I would suggest users start from one of the example projects rather than jimmy with the makefiles, since the example projects already have the makefiles set up properly.
I’ve physically tested some basic elements on a differential drive train. I’ve not tested any of the Mecanum (which works on X-Drives) code yet.
This is also an ask of this community to help support this project, either through feedback or code contributions.
First off, you’re technically violating the license of both WPILib and OkapiLib. In both cases, you have to leave the original copyright header intact. Furthermore, you can’t just change the name mentioned in the copyright header to your own. The correct thing to do if you’re modifying those files is to prepend your own license above the old one.
This feels less like a WPILib port and more like it was “inspired by” WPILib. Some classes were copied from wpilibc and wpimath as-is, but there’s a lot of stuff missing, and there were so many additions and changes that don’t follow the original design intent that I’d almost call it a different library. Here’s some of the things I noticed. (Hopefully in a follow-up message because the forum says I can’t post more than two links in a post as a new user.)
Fair points; will modify copyright notices per suggestion.
I’ve not gotten to the the WPI thread implementation so I’m not entirely sure at this point how it aligns with what is possible on the V5 Brain. As you note, the environment only supports c++11, which has led to a number of changes, particularly with templates.
The majority of FRC code uses cooperative multitasking on the main thread for concurrency instead of separate threads. Here’s how it works.
A Notifier context contains a condition variable (CV) and a wakeup time. The HAL Notifier API maintains a priority queue of Notifier contexts sorted by soonest wakeup time. Threads wait on their context’s CV for their time to run. The roboRIO’s FPGA timer interrupt is set to fire when the soonest wakeup time occurs. When it does, the context’s CV is notified so that thread can run, the context is dequeued, and the interrupt is set to fire at the next soonest wakeup time. Periodic tasks re-enqueue themselves with a later wakeup time.
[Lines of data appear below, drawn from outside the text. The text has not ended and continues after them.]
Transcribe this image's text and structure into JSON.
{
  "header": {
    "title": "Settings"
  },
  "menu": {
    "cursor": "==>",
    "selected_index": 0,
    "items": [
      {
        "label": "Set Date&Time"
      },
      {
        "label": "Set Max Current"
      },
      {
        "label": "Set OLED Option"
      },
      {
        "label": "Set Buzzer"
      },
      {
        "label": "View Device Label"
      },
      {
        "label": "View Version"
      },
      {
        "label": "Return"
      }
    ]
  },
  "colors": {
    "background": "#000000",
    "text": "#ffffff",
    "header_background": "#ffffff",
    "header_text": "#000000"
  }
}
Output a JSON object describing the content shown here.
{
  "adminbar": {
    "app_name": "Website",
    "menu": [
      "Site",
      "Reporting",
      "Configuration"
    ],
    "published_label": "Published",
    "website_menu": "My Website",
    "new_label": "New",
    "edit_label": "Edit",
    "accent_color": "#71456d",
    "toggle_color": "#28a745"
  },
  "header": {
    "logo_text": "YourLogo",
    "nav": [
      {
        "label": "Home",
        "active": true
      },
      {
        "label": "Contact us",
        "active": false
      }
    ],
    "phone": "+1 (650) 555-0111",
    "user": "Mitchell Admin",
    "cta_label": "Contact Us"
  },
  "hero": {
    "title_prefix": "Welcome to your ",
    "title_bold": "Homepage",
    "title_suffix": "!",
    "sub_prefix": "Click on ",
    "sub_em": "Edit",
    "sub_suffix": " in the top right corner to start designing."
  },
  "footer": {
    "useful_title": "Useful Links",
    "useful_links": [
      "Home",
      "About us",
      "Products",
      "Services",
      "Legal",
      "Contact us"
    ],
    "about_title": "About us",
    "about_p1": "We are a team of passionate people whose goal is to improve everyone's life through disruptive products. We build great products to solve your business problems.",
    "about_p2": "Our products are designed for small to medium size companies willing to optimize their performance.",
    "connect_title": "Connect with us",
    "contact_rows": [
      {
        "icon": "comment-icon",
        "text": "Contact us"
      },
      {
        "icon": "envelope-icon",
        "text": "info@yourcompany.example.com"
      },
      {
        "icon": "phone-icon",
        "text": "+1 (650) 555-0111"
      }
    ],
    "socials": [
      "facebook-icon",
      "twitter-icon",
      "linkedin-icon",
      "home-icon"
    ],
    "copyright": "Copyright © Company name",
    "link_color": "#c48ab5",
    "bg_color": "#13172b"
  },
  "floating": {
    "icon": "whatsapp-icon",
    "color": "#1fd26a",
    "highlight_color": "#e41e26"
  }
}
TimedRobot runs multiple callbacks on one thread of execution by making one Notifier context and maintaining its own priority queue of callbacks and wakeup times. It’s done this way because it saves on HAL resources (only one CV per thread of execution, for example).
There’s a Notifier class that wraps the HAL Notifier API in a thread, but that’s rarely used anymore.
Thanks; this is definitely a bit I’m not looking forward to, is how to integrate this model into the V5’s threading model. It’s certainly possible it’s very easy, and my concerns are overblown, but I’m concerned that this could be where some dragons lay.
While I’ve not used the Command-based programming model, it looks nice and clean. I’m a bit concerned about the learning curve that VRC programmers may have, especially given that the 3 main programming environments provide methods akin to driveTrain.turnToPoint etc. and I wasn’t sure what the best bridge forward would be, so I resorted to enabling a similar interface.
yea, some things may not port directly. The V5 (running a VEXcode program, PROS is using FreeRTOS) only supports cooperative multitasking, and the threads have certain characteristics to allow them to tolerate the common mistakes that students make (ie. treating a thread like a function and calling from a loop). But we also have other little discussed capabilities that may make implementation of a notifier easier, namely the event system and timers that can cause a cooperative thread to run.